Draußen ganz um den Turm herum gab es einen Balkon, von welchem sie erst einmal weit in die Landschaft hinaussahen, abermals eine sehr schöne Aussicht, wo man sie aber umgekehrt auch gut sehen konnte, von daher hielten sie sich hier wieder sorgfältig an das Protokoll. Das Wetter war klar, so zeigte Gundula in manche Richtung auf umliegende Ortschaften und Landmarken und erläuterte kurz, was zu sehen war. So genossen sie gemeinsam eine weitere schöne Aussicht an diesem Tag. Gundula aber hatte es offenbar doch wieder einmal etwas eiliger und drängte wieder hinein. Sie fand nicht so recht die Ruhe, um einfach einmal nur die Aussicht zu genießen.
Wieder drinnen zeigte sie Paul noch einige Sachen, an denen sie gerade arbeitete, beziehungsweise gearbeitet hatte, bevor das Attentat sie auf ganz andere Wege geführt hatte.

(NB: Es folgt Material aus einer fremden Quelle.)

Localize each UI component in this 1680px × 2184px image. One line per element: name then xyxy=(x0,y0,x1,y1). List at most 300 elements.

Sie diskutierten einige Sachen und erfreut stellte Gundula fest, daß sie sich gut mit Paul über diese Dinge unterhalten konnte. Bei einem technischen Projekt konnte er sogar gleich konstruktiv beitragen, denn es handelte sich um ein Bewässerungssystem, womit er sich ja auskannte. Aber auch bei einem anderen technischen Projekt zeigte sich schnell, daß er sich zügig einen Überblick verschaffen konnte und kluge Fragen stellte, die Gundula gleich stichwortartig notierte, wenn sie sie nicht gleich klären konnte, denn meist wiesen die offenbleibenden Fragen gleich auf Probleme hin, die vermutlich noch gelöst werden mußten. Dann gab es auch noch ein wissenschaftliches Projekt, wo sie einige Grundlagen zu verstehen hoffte. Auch davon hatte Paul bereits gelesen und so begannen sie eine Weile darüber zu diskutieren und Ideen auszutauschen. Aber auch hier hatte es Gundula ein wenig eilig und blieb nicht sehr lange bei einem Thema, sie wollte eigentlich nur eine schnelle Übersicht geben, vertiefen sollten sie all dies später noch.
Pauls Interesse und seine Kenntnisse waren nun weit mehr als Gundula inhaltlich erwartet hatte, als sie beschlossen hatte, Paul hier alles zu zeigen. Sie hatte natürlich schon aus ihrer kurzen, gemeinsamen Zeit gewußt, daß er gebildet war und belesen, hatte aber schlecht einschätzen können, welchen Umfang das hatte und wie sich das mit ihrem Wissen überschnitt oder ergänzte.